Poached Veal Shank With Risotto Milanese
(Bobby Veal Osso Bucco )
- 4 HORIZON Bobby Veal Hindshanks (about 8cm long)
- beef stock
- 40g butter
- 4 small onion, coarsely chopped
- 1 small bunch sage, finely chopped
- 1 large tomato, peeled, seeded and finely chopped
- 400 ml reduced veal stock
- 60g butter, extra
- 1 small bunch flat-leaf parsley, chopped
- 1 bunch chives, chopped
- 40g butter
- 1 small onion, finely chopped
- 200g (1 cup) arborio rice
- 360ml hot chicken stock
- Pinch of saffron, or to taste
- 220ml pouring cream
- 30g grated parmesan
- Cover veal shanks with beef stock, season to taste and simmer, covered, over low heat for 1-1.5 hours or until meat is very tender.

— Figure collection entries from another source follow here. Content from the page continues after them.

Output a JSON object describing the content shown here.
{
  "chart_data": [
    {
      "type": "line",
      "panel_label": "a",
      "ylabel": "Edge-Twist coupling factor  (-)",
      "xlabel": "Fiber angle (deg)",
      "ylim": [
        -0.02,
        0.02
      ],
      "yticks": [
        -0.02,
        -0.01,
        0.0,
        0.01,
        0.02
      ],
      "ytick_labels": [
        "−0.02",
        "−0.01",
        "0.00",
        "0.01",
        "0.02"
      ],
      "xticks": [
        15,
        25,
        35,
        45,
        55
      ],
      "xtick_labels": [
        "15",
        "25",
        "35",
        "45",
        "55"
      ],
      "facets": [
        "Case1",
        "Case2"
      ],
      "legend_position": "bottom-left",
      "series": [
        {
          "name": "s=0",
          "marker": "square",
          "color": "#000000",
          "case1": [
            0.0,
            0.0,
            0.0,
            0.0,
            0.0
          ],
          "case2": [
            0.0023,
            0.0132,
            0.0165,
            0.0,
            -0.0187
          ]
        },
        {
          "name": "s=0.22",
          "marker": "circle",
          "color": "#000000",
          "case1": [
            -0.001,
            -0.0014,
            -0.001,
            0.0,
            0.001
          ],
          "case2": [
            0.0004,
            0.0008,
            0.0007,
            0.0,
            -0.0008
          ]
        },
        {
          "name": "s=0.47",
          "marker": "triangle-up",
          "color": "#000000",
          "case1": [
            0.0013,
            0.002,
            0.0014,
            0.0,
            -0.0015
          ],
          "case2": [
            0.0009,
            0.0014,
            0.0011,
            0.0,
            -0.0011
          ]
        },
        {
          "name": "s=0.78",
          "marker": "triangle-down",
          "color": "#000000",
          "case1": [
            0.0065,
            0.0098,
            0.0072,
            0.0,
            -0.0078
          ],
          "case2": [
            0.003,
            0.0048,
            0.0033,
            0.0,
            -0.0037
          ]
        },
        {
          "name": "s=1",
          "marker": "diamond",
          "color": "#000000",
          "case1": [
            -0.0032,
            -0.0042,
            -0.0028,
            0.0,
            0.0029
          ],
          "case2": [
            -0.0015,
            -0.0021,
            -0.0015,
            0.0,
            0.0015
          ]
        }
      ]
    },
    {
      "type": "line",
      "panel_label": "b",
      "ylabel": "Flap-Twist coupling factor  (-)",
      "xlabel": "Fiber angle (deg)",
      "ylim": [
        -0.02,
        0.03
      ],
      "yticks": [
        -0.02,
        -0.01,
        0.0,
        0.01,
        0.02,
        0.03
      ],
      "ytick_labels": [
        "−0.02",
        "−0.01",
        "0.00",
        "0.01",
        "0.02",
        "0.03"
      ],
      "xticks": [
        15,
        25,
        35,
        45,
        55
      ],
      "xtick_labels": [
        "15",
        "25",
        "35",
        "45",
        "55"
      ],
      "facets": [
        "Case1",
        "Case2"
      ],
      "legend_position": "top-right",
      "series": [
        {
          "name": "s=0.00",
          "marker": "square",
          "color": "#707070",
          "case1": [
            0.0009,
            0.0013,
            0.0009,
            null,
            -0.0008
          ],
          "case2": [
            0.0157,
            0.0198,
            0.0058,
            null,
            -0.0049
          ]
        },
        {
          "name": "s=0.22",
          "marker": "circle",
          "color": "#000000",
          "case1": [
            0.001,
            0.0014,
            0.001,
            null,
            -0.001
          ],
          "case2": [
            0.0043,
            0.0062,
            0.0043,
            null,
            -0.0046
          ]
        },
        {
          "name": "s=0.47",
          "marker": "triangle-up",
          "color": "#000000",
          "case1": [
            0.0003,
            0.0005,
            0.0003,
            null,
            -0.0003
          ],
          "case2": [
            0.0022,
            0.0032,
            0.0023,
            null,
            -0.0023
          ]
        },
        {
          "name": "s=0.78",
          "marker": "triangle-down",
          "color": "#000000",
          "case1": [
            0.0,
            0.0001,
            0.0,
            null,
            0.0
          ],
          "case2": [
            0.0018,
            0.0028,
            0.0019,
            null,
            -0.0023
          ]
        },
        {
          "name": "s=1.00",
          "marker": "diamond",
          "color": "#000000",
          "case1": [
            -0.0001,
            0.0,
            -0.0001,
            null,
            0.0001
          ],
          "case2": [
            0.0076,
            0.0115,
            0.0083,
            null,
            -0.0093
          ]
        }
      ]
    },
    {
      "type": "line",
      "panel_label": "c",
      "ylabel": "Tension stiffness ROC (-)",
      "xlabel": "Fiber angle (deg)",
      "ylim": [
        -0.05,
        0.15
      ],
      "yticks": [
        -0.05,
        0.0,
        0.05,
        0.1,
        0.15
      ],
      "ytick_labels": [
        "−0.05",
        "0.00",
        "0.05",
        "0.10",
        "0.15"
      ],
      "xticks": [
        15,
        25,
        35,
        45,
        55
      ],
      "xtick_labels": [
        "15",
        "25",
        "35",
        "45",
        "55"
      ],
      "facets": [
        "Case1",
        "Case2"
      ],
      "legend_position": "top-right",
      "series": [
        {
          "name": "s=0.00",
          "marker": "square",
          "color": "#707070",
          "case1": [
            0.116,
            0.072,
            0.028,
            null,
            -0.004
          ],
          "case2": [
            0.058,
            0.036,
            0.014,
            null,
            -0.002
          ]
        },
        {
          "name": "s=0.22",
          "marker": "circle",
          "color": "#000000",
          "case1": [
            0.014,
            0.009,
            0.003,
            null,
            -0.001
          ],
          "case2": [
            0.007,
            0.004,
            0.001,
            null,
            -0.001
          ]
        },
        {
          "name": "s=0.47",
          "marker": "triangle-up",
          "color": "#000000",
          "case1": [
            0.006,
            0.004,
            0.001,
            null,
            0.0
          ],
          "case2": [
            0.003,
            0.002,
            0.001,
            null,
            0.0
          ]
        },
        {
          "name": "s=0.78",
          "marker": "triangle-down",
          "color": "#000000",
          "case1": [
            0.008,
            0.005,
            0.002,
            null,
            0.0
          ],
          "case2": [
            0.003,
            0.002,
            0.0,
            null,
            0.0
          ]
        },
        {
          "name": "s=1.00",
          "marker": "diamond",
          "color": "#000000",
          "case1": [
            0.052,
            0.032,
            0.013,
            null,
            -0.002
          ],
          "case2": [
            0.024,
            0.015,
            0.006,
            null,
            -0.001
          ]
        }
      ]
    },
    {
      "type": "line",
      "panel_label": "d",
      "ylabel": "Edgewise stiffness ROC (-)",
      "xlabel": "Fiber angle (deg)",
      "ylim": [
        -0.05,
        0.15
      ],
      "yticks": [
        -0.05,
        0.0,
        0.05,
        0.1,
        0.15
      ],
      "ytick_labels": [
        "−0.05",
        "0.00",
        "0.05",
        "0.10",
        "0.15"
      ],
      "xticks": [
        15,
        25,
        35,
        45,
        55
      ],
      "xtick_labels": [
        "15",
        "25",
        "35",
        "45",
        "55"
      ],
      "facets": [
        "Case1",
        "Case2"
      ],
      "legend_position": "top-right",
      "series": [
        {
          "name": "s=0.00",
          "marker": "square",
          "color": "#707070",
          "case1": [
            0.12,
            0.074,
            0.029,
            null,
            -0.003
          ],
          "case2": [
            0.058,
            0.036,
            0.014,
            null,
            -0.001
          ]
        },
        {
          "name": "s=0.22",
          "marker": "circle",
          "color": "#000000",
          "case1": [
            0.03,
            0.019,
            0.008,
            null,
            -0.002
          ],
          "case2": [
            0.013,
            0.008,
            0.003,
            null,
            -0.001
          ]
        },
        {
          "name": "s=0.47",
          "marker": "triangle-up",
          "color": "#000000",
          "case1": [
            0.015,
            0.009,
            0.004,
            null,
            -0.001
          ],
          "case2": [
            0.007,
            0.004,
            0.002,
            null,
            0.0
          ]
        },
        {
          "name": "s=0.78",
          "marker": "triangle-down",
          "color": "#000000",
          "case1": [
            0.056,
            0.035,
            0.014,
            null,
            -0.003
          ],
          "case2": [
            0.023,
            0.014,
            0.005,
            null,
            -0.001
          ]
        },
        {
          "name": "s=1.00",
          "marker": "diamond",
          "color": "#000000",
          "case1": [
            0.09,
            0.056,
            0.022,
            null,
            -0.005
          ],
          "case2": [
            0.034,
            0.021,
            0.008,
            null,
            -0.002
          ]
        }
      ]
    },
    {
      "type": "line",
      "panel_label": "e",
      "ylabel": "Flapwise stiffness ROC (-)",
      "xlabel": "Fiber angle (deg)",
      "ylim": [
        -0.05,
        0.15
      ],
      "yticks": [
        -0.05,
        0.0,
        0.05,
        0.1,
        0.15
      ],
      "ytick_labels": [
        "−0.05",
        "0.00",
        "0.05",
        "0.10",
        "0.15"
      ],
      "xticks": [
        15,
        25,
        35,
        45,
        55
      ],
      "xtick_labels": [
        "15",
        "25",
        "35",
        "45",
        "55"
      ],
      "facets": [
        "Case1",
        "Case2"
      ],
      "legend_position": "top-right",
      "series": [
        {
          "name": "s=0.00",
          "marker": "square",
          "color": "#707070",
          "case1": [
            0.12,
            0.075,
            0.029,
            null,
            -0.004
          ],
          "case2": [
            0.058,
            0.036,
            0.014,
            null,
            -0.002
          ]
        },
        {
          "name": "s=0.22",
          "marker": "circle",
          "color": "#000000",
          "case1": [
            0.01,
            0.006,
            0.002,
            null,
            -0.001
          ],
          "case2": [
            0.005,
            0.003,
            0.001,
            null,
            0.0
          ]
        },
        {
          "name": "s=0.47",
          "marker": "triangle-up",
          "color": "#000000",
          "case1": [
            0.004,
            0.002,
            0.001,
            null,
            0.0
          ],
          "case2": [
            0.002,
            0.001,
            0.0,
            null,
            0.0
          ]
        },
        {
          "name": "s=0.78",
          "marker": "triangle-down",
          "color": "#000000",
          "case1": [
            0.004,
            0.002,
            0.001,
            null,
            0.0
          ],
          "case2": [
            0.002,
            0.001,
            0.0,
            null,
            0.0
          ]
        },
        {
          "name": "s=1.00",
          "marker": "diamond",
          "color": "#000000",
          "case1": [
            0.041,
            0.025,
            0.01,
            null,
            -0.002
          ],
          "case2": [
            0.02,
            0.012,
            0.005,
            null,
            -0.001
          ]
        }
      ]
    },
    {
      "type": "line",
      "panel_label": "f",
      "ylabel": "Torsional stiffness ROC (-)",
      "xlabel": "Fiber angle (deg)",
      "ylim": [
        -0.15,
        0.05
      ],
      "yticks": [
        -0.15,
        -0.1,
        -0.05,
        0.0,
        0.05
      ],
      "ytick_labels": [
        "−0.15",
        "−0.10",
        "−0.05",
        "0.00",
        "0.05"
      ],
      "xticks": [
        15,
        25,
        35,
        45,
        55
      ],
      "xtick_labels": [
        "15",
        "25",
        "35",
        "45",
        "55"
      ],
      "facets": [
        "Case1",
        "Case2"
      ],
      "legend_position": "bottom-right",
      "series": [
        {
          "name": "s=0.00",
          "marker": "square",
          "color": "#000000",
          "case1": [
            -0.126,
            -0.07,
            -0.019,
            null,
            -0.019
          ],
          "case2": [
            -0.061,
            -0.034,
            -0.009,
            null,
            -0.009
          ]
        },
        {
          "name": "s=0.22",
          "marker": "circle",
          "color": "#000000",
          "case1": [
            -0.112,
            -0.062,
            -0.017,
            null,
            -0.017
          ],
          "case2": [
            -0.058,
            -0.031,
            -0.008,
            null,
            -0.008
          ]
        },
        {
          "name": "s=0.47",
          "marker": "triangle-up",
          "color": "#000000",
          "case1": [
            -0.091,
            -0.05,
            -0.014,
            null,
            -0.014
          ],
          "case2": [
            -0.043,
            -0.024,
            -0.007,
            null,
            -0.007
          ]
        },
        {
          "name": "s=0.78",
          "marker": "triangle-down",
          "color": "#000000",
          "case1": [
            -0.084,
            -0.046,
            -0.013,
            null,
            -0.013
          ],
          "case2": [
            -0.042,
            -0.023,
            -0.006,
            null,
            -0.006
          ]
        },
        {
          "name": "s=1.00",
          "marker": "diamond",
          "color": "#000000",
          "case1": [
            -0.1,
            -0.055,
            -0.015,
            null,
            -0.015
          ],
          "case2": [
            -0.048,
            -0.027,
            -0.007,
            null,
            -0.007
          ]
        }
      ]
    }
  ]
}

- Drain veal and reserve stock for another use.
- For "risotto", melt butter in a flameproof casserole, add onion and cook over low heat until soft.
- Add rice and stir over low heat to coat completely with oil and to toast lightly.
- Add hot chicken stock and saffron, season to taste and bring to the boil.
- Cover, transfer casserole to oven and cook at 200C for 15 minutes or until rice is tender and stock is absorbed. If all stock is absorbed and the rice is not cooked, add extra simmering stock and cook until this is absorbed and rice is tender.
- Cool casserole and stir with a fork to break up any lumps.
- Bring cream to the boil in a large saucepan, add cooled rice and parmesan.
- Return to the boil, and simmer over medium heat, stirring, until rice is thick and creamy.
- Season to taste.
- Meanwhile, melt butter in a heavy-based saucepan, add onion and cook over low heat until soft and golden brown.
- Stir in sage, tomato and reduced veal stock and simmer over low heat for 5 minutes.
- Just before serving, whisk in extra butter, parsley and chives.
- Spoon risotto into warm serving bowls, place veal shanks on top and spoon warm sauce over.